Remember ‘College Boy (uncredited)’ from the 1984 Goldie Hawn comedy vehicle Protocol? You should have kept your eye on him, you never know who’s going to grow up to be president.
That’s exactly what Michel (yes, it’s spelled wrong all over the internet) Gill went and did. After a couple of decades under the radar in roles on soap All My Children and The Good Wife, Gill ended up playing none other than President Garrett Walker opposite one Kevin Spacey in Netflix’s wildly successful House of Cards.
We asked the 53 year old about politics, acting, and being the smartest dupe in the White House at the hands of Spacey’s conniving Frank Underwood.
President Walker is a pretty good role to have in a pretty great series.
And I can never hear it enough because it’s so exciting that it’s been received the way it is. I’m just so thrilled about that.
Tell us a bit of the journey President Walker goes on in season two of House of Cards.
I think the best way to say that and not give anything away is that you’re going to see more of his humanity and get to know him a little better.
Last season he was sort of inaccessible, you had your two minutes with him and then you got out. It was about Frank trying to get into that office more to do his thing. Now he’s little closer in and so there’s more of an art to our scenes and our story.
Some people have described Garret as ‘mysterious’. Is that a good take on him?
It depends if you’re talking to the Garret Walker or you’re talking to me, and they’re very different perspectives. The perspective we get from Garret was really unexpected, doing all that sort of back door stuff with Raymond Tusk [the industrialist Walker assigned Frank to visit to sound out about the vice presidency, not realising the true mission was for Tusk to assess Frank’s suitability instead]. That created a bit of a mystery and a bit of ‘who is this guy?’ and that’s kind of cool.
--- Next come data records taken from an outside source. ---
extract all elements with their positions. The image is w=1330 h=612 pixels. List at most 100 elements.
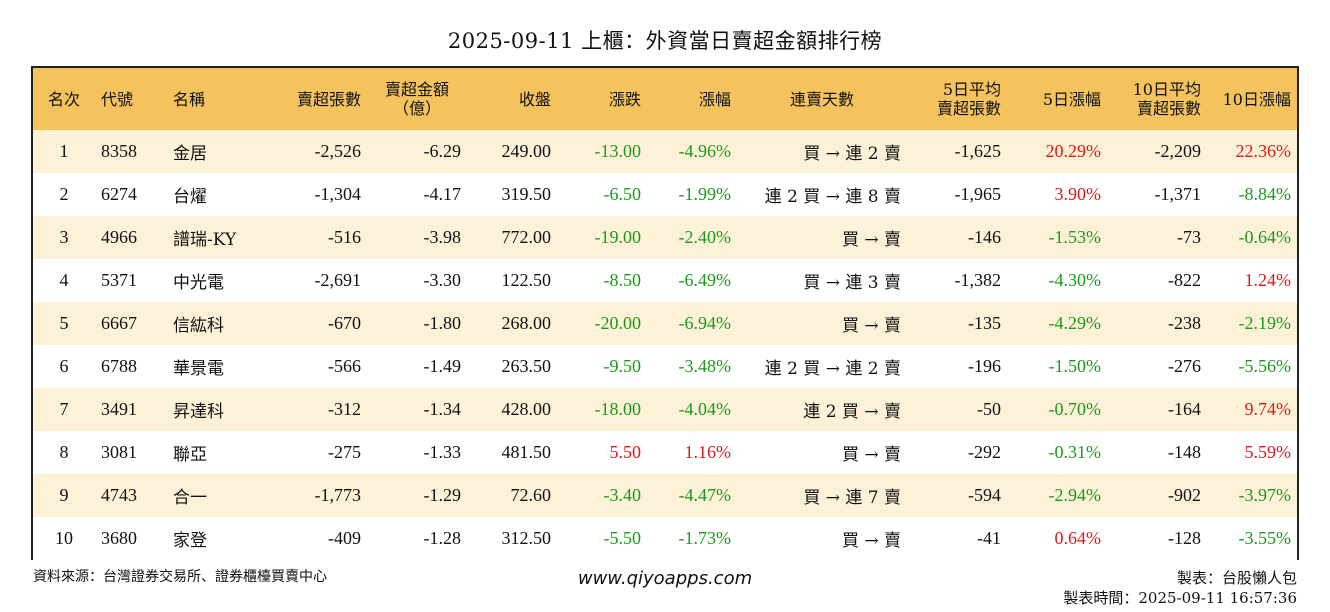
table-row: 4 5371 中光電 -2,691 -3.30 122.50 -8.50 -6.49% 買 → …	[33, 259, 1297, 302]
cell-change-pct: -6.49%	[678, 270, 732, 290]
cell-avg5: -594	[968, 485, 1001, 505]
cell-change: -6.50	[603, 184, 642, 204]
cell-sell-amount: -1.28	[423, 528, 462, 548]
cell-sell-shares: -2,526	[314, 141, 362, 161]
header-change-pct: 漲幅	[698, 89, 731, 109]
cell-avg10: -276	[1168, 356, 1201, 376]
cell-name: 譜瑞-KY	[173, 230, 237, 250]
cell-code: 4966	[101, 227, 137, 247]
cell-avg5: -1,382	[954, 270, 1002, 290]
table-row: 9 4743 合一 -1,773 -1.29 72.60 -3.40 -4.47% 買 → 連 …	[33, 474, 1297, 517]
cell-rank: 8	[59, 442, 69, 462]
cell-avg5: -41	[977, 528, 1001, 548]
cell-close: 249.00	[501, 141, 552, 161]
ranking-table-container: 名次 代號 名稱 賣超張數 賣超金額 （億） 收盤 漲跌 漲幅 連賣天數 5日平…	[31, 66, 1299, 560]
cell-streak: 買 → 賣	[841, 316, 901, 336]
cell-code: 4743	[101, 485, 137, 505]
cell-avg10: -148	[1168, 442, 1201, 462]
cell-pct5: -1.50%	[1048, 356, 1102, 376]
cell-change: -20.00	[594, 313, 642, 333]
cell-close: 122.50	[501, 270, 552, 290]
header-avg5-line2: 賣超張數	[936, 99, 1001, 118]
cell-close: 428.00	[501, 399, 552, 419]
cell-change-pct: -2.40%	[678, 227, 732, 247]
cell-pct10: 5.59%	[1244, 442, 1292, 462]
header-avg5: 5日平均 賣超張數	[907, 68, 1007, 130]
cell-rank: 5	[59, 313, 69, 333]
page-title: 2025-09-11 上櫃：外資當日賣超金額排行榜	[447, 29, 883, 53]
table-row: 1 8358 金居 -2,526 -6.29 249.00 -13.00 -4.96% 買 → …	[33, 130, 1297, 173]
cell-change: -3.40	[603, 485, 642, 505]
cell-pct10: 9.74%	[1244, 399, 1292, 419]
cell-pct10: 22.36%	[1235, 141, 1292, 161]
cell-sell-shares: -275	[328, 442, 361, 462]
author-label: 製表：台股懶人包	[1176, 569, 1297, 587]
cell-avg5: -1,965	[954, 184, 1002, 204]
cell-code: 3491	[101, 399, 137, 419]
cell-name: 聯亞	[173, 445, 207, 465]
cell-sell-amount: -3.98	[423, 227, 462, 247]
cell-rank: 3	[59, 227, 69, 247]
table-row: 10 3680 家登 -409 -1.28 312.50 -5.50 -1.73% 買 → 賣 -…	[33, 517, 1297, 560]
cell-name: 合一	[173, 488, 207, 508]
cell-close: 481.50	[501, 442, 552, 462]
cell-streak: 買 → 連 7 賣	[803, 488, 901, 508]
cell-sell-amount: -3.30	[423, 270, 462, 290]
cell-sell-shares: -670	[328, 313, 361, 333]
cell-streak: 連 2 買 → 連 2 賣	[764, 359, 901, 379]
cell-rank: 7	[59, 399, 69, 419]
cell-change-pct: -4.96%	[678, 141, 732, 161]
data-source: 資料來源：台灣證券交易所、證券櫃檯買賣中心	[33, 569, 327, 585]
cell-avg10: -1,371	[1154, 184, 1202, 204]
header-avg10: 10日平均 賣超張數	[1107, 68, 1207, 130]
cell-streak: 買 → 賣	[841, 531, 901, 551]
cell-change-pct: -6.94%	[678, 313, 732, 333]
cell-sell-shares: -566	[328, 356, 361, 376]
cell-avg10: -73	[1177, 227, 1201, 247]
cell-code: 3081	[101, 442, 137, 462]
footer-credits: 製表：台股懶人包 製表時間：2025-09-11 16:57:36	[1063, 568, 1297, 608]
cell-pct10: -2.19%	[1238, 313, 1292, 333]
cell-rank: 2	[59, 184, 69, 204]
table-row: 8 3081 聯亞 -275 -1.33 481.50 5.50 1.16% 買 → 賣 -292…	[33, 431, 1297, 474]
cell-pct5: 0.64%	[1054, 528, 1102, 548]
cell-sell-shares: -516	[328, 227, 361, 247]
header-avg5-line1: 5日平均	[942, 80, 1001, 99]
cell-close: 72.60	[510, 485, 552, 505]
cell-close: 312.50	[501, 528, 552, 548]
header-sell-amount-line2: （億）	[392, 99, 441, 118]
cell-avg10: -128	[1168, 528, 1201, 548]
cell-close: 268.00	[501, 313, 552, 333]
cell-avg5: -50	[977, 399, 1001, 419]
cell-name: 金居	[173, 144, 207, 164]
cell-pct5: 3.90%	[1054, 184, 1102, 204]
cell-pct10: -0.64%	[1238, 227, 1292, 247]
table-header-row: 名次 代號 名稱 賣超張數 賣超金額 （億） 收盤 漲跌 漲幅 連賣天數 5日平…	[33, 68, 1297, 130]
cell-change: -13.00	[594, 141, 642, 161]
cell-rank: 9	[59, 485, 69, 505]
cell-pct10: -3.97%	[1238, 485, 1292, 505]
header-change: 漲跌	[608, 89, 641, 109]
cell-sell-amount: -6.29	[423, 141, 462, 161]
cell-name: 信紘科	[173, 316, 224, 336]
cell-code: 8358	[101, 141, 137, 161]
cell-change: -9.50	[603, 356, 642, 376]
header-sell-amount: 賣超金額 （億）	[367, 68, 467, 130]
header-pct5: 5日漲幅	[1042, 89, 1101, 109]
cell-change-pct: -1.99%	[678, 184, 732, 204]
cell-avg5: -196	[968, 356, 1001, 376]
made-time-label: 製表時間：2025-09-11 16:57:36	[1063, 589, 1297, 607]
website-link[interactable]: www.qiyoapps.com	[577, 568, 753, 589]
cell-pct5: -1.53%	[1048, 227, 1102, 247]
cell-code: 3680	[101, 528, 137, 548]
cell-code: 6274	[101, 184, 137, 204]
table-row: 5 6667 信紘科 -670 -1.80 268.00 -20.00 -6.94% 買 → 賣…	[33, 302, 1297, 345]
cell-sell-shares: -1,304	[314, 184, 362, 204]
cell-change-pct: 1.16%	[684, 442, 732, 462]
cell-pct5: -4.29%	[1048, 313, 1102, 333]
cell-pct5: -2.94%	[1048, 485, 1102, 505]
table-body: 1 8358 金居 -2,526 -6.29 249.00 -13.00 -4.96% 買 → …	[33, 130, 1297, 560]
cell-change-pct: -4.04%	[678, 399, 732, 419]
cell-sell-amount: -1.34	[423, 399, 462, 419]
cell-avg10: -902	[1168, 485, 1201, 505]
He was also an interesting character in season one because out of everybody he seemed to know the least about what was going on.
That’s right, and that’s hard as an actor playing the part. If anyone asks what it’s like being manipulated by Frank Underwood he wouldn’t know what you’re talking about, because he doesn’t think he’s being manipulated at all, the audience might but from his perspective Frank’s just one of many advisors.
It must be doubly tricky because he’s a very smart guy even though he’s being played so much.
Exactly. If you read Shakespeare and look at Richard III or Iago in Othello, just twisting Othello around, you kind of ask ‘is he kidding?’ Othello’s this great leader, how can he possibly be this manipulated?
And you sit through a 3-hour production of it and really go with the journey because it’s very dramatic and classical. And [House of Cards creator] Beau Willimon has taken that model and imposed it on a very modern, contemporary, system. Frank Underwood is this terrific Richard III or Iago.
Talk about the production itself. Obviously you have to shoot and finalise every episode in the season before they’re available. Does it make it tricky to keep secrets?
I tease everybody when they ask me questions, but it hasn’t been that difficult. Everyone who works on it is closely monitored and nobody wants to spoil it, so we’re very careful about that.
Have you been flooded with offers since House of Cards?
Not right now but it’s got a little more exposure this year so I hope I get a little bit more. Actors are actors, we go from job to job and it’s a hard slog but I hope it’s opened doors.
How about the opposite effect? It’s a very visible role though in such a high profile project. Any danger of typecasting and just being the ‘president guy’?
[Laughing] I don’t know about my profile, nobody really recognises me. During hiatus I grow a beard. I don’t really know anything about what’s going on around me except for being so lucky and fortunate to enjoy this job so much. Working with Kevin and the crew has been a terrific experience.